Я вообще-то совершенно не собирался участвовать в этом аэропробеге, тем более вышел полуодетый. Но Эдя настолько не сомневался в том, что его предприятие не может не вызывать страстного желания в нём поучаствовать, что невозмутимо достал из кармана верёвку с деревянной ручкой, намотал на маховик и начал дёргать. Мотор не заводился, да и не особо спешил проворачиваться вместе с лопастями.
— Подкачать надо, — прокомментировал он, словно это был показательно-обучающее выступление. Он подкачал грушей и ещё некоторое время маслал мотор до одышки, пока не произнёс фразу, от которой у меня открылся рот. Он вручил торжественно дёргалку и сказал:
— На ты. Задолбался.
Это, видимо, означало новый этап доверительности, возникшей по ходу нашего сближающего дела. Я не знал, смеяться или каменеть оттого, что шаг за шагом втянулся в эту свистопляску и почему-то оказался обязан дёргать Эдино изделие. Но добавлялся ещё смысл. Эдя передавал подергушку мне, как хозяину мотора, знающего его и будто бы несущего ответственность за его состояние, за сделку вообще, а теперь и за всё это предприятие. И даже больше того — ещё и виноватому и чуть ли не “впарившему барахляный мотор”. Мол, давай уж впрягайся, раз такой оборот.

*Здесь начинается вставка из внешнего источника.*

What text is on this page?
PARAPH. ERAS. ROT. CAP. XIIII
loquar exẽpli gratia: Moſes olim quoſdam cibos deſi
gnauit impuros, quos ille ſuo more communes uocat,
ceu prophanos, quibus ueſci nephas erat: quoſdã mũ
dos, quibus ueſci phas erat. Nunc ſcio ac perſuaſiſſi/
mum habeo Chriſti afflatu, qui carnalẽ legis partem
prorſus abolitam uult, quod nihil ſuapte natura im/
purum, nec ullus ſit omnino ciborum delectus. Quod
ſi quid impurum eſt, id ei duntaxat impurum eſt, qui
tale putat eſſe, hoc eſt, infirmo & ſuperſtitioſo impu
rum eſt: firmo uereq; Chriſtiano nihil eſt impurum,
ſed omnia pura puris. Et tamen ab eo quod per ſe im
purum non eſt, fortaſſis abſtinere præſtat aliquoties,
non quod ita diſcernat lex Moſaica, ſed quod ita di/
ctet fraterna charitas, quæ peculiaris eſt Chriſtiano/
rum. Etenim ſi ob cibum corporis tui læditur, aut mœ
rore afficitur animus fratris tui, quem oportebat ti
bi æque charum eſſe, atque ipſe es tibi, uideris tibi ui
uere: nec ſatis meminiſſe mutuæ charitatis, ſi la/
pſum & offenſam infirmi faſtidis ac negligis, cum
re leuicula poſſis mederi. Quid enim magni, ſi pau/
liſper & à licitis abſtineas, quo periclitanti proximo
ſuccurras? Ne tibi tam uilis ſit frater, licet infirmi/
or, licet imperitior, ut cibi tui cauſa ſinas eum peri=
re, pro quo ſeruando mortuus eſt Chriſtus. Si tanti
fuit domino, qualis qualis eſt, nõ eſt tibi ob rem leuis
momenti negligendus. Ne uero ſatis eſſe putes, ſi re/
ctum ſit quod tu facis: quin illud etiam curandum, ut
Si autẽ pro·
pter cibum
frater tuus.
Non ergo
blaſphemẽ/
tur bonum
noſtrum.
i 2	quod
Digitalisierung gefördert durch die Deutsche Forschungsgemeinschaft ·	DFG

Я, как заколдованный, несколько раз дёрнул, отметив, что дело действительно потное и одышливое. Потом дёрнул отдышавшийся Эдуард, тот завёлся, и Дон Эдуардо, сунув шморголку в карман, с криком “От винта!!!” прыгнул в корыто. Я стал толкать. Корыто не ехало. Эдя заорал: “Толка-ай!” Потом выбрался на землю, и мы вместе сдвинули аэросани. Эдя впрыгнул и под дикий стрёкот стал очень надрывно и медленно удаляться.
А я расстался с планом “тихое утро” и пошёл к Косте Козловскому, который обещал показать берестяные поплавки.
Козловский приезжий ещё больше, чем я, но его чужеродность перевешена искренне-священным интересом ко всему плотницкому, столярному, природному, вообще ко всему ремесловому и промысловому. В работе с деревом и металлом он доходит до полного инженерного совершенства и да-леко превосходит всех местных и приезжих. К тому же, ничем больше и не занимается. Ремёслам он уделяет времени, сколько хочет, и если любой здешний житель делает топорище за полчаса, то Костя уделит сутки, но изготовит абсолютно выставочный образец.
Его отличает доброта, многими воспринимаемая как наивность или чудачество. У него замечательная искренняя улыбка. Он отзывчив и выручает от души.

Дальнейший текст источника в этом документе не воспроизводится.